En definitiva, la existencia de un Dios infinitamente bondadoso sirve de garantía para afirmar la realidad del
mundo que rodea y para descartar todo peligro de caer en el solipsismo.
EL ORIGEN DEL ERROR.
Sin embargo, cómo es posible que, existiendo Dios, a veces nos equivoquemos y cometamos errores. Para
responder a esta cuestión Descartes distingue entre el entendimiento y la voluntad.
La existencia de Dios garantiza la veracidad de todo aquello que mi entendimiento capta de forma clara y
distinta. No obstante, a veces la voluntad decide aceptar como válidas algunas ideas que no tienen esos
rasgos de claridad y distinción. Por lo tanto, el error surge cuando la voluntad admite como válidas ideas que
no deberían aceptarse, porque son oscuras y confusas.
El origen de los errores humanos está en un fallo de la voluntad, y no del entendimiento. Para evitar estos
errores debemos entrenarnos para aceptar voluntariamente solo aquello que se perciba con total claridad y
distinción.
6. LA UNIDAD DE LAS CIENCIAS.
6.1 EL MÉTODO CARTESIANO
Descartes expone el método cartesiano en el discurso del método, donde propone una serie de reglas claras
y sencillas que pretendían servir de orientación para el trabajo de los científicos y los filósofos. El método
cartesiano se fundamenta en el uso sistemático de la razón, única fuente fiable para encontrar la verdad. Hay
dos operaciones que la razón puede empelar:
LA DEDUCCIÓN, puede ofrecernos verdades firmes y seguras si prestamos la debida atención para no
cometer ningún error en la cadena del razonamiento deductivo.
LA INTUICIÓN, proporciona un conocimiento inmediato de las verdades infalibles que pueden percibirse con
total evidencia, de forma clara y distinta. La verdad fundamental del cogito se alcanza con la intuición. Otras
verdades requieren de un proceso con varias etapas encadenadas.
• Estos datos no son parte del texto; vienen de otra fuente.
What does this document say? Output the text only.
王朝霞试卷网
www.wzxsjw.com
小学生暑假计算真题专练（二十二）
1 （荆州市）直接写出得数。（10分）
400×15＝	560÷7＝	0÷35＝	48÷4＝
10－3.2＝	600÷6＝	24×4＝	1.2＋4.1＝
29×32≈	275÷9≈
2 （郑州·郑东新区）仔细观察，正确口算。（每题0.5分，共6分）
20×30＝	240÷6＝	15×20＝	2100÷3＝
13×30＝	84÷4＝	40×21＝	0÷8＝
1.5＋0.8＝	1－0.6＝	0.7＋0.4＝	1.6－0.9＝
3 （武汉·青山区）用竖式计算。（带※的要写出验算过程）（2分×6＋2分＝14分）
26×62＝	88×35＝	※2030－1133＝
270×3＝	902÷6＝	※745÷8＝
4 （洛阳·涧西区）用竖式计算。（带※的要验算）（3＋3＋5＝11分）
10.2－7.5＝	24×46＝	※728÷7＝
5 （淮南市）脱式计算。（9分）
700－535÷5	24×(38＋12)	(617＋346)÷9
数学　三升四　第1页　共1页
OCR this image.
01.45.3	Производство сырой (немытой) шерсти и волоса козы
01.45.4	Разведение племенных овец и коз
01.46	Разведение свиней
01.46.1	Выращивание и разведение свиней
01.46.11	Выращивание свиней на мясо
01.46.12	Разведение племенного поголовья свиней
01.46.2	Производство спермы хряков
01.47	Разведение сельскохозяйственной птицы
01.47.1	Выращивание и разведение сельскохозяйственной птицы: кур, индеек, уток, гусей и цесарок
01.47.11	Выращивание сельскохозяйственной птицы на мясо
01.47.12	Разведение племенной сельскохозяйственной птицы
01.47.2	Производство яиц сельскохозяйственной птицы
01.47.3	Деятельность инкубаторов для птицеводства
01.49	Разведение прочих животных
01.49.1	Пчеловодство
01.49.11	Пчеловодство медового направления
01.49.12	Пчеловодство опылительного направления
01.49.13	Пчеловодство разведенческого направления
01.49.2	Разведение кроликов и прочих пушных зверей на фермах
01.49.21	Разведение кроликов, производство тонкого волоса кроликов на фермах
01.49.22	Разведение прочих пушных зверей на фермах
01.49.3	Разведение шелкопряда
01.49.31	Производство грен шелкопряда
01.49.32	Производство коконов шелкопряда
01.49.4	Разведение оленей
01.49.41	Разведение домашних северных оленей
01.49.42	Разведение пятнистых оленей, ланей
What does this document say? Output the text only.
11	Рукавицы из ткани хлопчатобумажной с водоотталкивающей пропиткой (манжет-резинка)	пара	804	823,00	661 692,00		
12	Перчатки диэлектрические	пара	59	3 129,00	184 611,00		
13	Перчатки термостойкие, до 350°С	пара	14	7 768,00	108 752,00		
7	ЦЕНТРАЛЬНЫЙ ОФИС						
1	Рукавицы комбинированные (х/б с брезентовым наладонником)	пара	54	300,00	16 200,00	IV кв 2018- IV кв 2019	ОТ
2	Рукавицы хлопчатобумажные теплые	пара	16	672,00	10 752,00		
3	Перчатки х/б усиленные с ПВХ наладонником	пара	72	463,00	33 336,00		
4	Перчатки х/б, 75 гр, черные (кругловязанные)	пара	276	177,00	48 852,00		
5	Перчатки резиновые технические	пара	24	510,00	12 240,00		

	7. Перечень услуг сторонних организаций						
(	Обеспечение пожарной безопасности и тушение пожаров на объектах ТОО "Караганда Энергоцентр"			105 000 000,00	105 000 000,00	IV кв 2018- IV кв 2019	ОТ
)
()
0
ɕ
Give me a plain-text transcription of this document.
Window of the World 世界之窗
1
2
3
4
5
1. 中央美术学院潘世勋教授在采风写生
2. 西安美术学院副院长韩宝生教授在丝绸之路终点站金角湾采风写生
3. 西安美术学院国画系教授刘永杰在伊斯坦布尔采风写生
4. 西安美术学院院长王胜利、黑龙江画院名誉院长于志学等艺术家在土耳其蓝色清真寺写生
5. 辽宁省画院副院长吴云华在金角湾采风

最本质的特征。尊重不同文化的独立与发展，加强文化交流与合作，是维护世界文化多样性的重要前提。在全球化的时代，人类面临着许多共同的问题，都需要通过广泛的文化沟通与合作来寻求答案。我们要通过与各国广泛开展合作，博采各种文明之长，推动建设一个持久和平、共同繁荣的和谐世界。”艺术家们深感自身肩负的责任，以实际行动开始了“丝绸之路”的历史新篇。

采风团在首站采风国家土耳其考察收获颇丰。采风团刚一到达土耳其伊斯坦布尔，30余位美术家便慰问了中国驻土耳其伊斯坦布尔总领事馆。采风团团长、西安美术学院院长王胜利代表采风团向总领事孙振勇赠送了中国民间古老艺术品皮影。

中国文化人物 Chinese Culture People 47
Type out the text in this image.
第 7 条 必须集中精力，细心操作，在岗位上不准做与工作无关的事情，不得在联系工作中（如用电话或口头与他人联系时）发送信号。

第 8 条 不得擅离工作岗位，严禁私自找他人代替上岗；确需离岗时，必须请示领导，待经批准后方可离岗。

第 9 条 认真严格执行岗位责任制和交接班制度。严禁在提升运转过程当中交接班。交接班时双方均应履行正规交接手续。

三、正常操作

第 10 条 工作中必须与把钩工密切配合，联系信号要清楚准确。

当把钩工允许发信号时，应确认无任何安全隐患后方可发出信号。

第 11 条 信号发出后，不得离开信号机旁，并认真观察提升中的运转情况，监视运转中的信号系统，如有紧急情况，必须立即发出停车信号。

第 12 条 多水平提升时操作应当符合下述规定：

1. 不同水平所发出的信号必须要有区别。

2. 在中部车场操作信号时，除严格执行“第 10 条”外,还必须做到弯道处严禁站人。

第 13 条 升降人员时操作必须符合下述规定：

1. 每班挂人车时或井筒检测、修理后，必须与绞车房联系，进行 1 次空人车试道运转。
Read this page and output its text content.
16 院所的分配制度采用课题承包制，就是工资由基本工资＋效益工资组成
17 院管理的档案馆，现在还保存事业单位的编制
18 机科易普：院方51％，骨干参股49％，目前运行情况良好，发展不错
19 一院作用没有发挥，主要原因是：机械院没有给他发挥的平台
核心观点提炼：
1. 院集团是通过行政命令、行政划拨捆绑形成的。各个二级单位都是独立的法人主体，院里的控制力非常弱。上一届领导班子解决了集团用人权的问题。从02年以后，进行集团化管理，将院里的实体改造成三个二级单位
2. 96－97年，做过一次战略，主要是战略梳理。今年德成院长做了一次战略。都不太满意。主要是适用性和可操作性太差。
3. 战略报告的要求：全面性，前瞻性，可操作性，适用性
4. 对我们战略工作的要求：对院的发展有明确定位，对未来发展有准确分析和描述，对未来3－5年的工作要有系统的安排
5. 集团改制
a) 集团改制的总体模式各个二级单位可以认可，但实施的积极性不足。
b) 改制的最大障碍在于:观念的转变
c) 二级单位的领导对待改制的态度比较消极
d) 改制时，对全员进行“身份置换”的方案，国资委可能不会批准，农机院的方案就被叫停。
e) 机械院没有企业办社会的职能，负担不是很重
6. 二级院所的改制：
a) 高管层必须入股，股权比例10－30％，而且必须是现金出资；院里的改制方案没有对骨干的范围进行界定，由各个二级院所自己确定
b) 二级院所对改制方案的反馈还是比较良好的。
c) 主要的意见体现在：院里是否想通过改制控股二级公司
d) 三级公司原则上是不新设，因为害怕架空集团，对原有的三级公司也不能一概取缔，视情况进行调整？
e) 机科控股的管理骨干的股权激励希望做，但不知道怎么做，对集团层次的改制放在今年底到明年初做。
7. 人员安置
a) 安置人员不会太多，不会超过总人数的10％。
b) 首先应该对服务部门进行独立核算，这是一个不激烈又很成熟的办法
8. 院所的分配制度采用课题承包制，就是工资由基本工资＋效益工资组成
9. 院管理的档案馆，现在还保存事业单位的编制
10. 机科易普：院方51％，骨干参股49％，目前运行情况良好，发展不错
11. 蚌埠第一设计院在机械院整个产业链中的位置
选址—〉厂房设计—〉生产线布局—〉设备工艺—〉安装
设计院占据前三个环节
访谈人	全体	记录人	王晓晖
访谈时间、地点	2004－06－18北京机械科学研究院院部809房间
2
El método cartesiano está formado por:
EVIDENCIA: La búsqueda de la verdad debe empezar por un punto de partida firme y seguro, un cimiento
sólido sobre el que construir todos nuestros conocimientos. La base son pocas verdades evidentes, claras y
distintas.
ANÁLISIS: Consiste en dividir la cuestión concreta en partes más sencillas. El campo de estudio suele estar
formado por realidades diversas y complejas que no resulta fácil conocer en su totalidad. Es conveniente
separar los distintos elementos del problema, de manera que puedan estudiarse de forma individual.
SÍNTESIS: Cuando cada uno de los elementos ha sido estudiado y resuelto, es necesario recomponer la
totalidad del problema, para ofrecer una respuesta completa a la cuestión global que se quiere estudiar.
REPASO: Asegurar que no se ha cometido ningún error en la aplicación del método. Es necesario repasar con
cuidado todo el proceso. Enumerar los diferentes pasos, para no omitir ninguno, además de revisar con
cuidado todas las operaciones para asegurar de no haber equivocado en ningún momento.
6.2 UN SOLO ÁRBOL CON MUCHAS RAMAS.
El método cartesiano podía servir de guía para desarrollar cualquier tipo de investigación científica o
filosófica. Según él, las ciencias no son más que diferentes aspectos de una única realidad, que los seres
humanos podemos conocer si empleamos la razón de manera rigurosa y sistemática.
Según Descartes, el saber está constituido, en el fondo, por una única ciencia universal, en las que se integran
diferentes ciencias particulares. Descartes sostuvo que las distintas ciencias formaban parte de un único
saber universal. Creía que su método podía aplicarse por igual en todos los campos de investigación.
7. LA SUSTANCIA EN DESCARTES
7.1. LAS TRES SUSTANCIAS EN DESCARTES
El elemento central de la metafísica cartesiana es el concepto de sustancia, aquello que existe por sí mismo
y no necesita de nada más para existir. Identificó tres tipos de sustancias diferentes caracterizadas por
atributos. Estos atributos se manifiestan bajo la forma de cualidades cambiantes o modos.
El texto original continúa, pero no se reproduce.